Pour les salariés à temps partiel ou en contrat à durée déterminée, le diagnostic se fait sur la base de la réalité de l’exposition : nombre de nuits comportant une heure travaillée entre 0 h et 5 h, présence effective dans un cycle d’équipes alternantes, durée du contrat sur l’année. Lorsque les seuils d’exposition sont atteints sur la période d’emploi, l’exposition doit être déclarée au titre du C2P, y compris si le salarié n’a travaillé qu’une partie de l’année.

5) Faut‑il un accord collectif pour reconnaître l’existence du TESA ?

Non. La qualification de TESA est avant tout factuelle : elle découle de l’organisation effective du travail (plannings, relais sur les mêmes postes, alternance des horaires), que cette organisation soit ou non formalisée dans un accord collectif. En pratique, un accord peut néanmoins sécuriser le dispositif en fixant les règles de rotation, de repos et de suivi de la pénibilité, et faciliter la preuve en cas de contrôle ou de contentieux.

6) Faut‑il informer spécifiquement les salariés de la déclaration C2P au titre du TESA ?

Oui dans la mesure où le salarié peut bénéficier des points portés à son crédit, pour financer une formation ou reconversion vers un poste moins exposé, réduire le temps de travail sans perte de salaire (ex. : passage à temps partiel), ou anticiper la retraite jusqu’à 2 ans via des trimestres supplémentaires.
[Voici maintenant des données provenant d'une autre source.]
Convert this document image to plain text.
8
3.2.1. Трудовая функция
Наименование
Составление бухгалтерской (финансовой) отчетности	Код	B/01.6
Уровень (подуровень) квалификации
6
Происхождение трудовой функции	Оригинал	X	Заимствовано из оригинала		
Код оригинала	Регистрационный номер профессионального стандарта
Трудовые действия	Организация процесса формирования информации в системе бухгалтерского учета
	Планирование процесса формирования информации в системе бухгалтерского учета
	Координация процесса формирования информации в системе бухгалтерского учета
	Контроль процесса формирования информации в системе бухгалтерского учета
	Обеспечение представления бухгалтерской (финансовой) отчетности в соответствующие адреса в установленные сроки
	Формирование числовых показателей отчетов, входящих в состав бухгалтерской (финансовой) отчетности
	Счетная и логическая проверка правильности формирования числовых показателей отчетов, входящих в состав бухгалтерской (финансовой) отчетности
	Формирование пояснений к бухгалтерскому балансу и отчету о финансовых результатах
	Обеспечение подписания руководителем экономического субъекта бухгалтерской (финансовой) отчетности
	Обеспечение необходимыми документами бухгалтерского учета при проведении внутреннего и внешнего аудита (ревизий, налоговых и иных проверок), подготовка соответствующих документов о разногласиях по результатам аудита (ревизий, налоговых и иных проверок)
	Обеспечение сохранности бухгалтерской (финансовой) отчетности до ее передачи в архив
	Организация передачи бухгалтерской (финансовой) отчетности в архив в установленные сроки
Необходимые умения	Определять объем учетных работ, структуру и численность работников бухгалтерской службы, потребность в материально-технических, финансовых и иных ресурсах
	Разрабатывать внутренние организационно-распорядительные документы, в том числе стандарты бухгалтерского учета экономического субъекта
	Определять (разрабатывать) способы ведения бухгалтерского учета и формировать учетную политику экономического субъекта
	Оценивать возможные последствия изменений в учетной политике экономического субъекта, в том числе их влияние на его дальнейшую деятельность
Il est recommandé d’informer les salariés, des facteurs de risques concernés et des modalités de déclaration, notamment dans le cadre de l’information sur la pénibilité et la prévention. Les salariés peuvent consulter leur compte en ligne ; une communication claire limite les contestations ultérieures et s’inscrit dans une démarche globale de prévention et de transparence.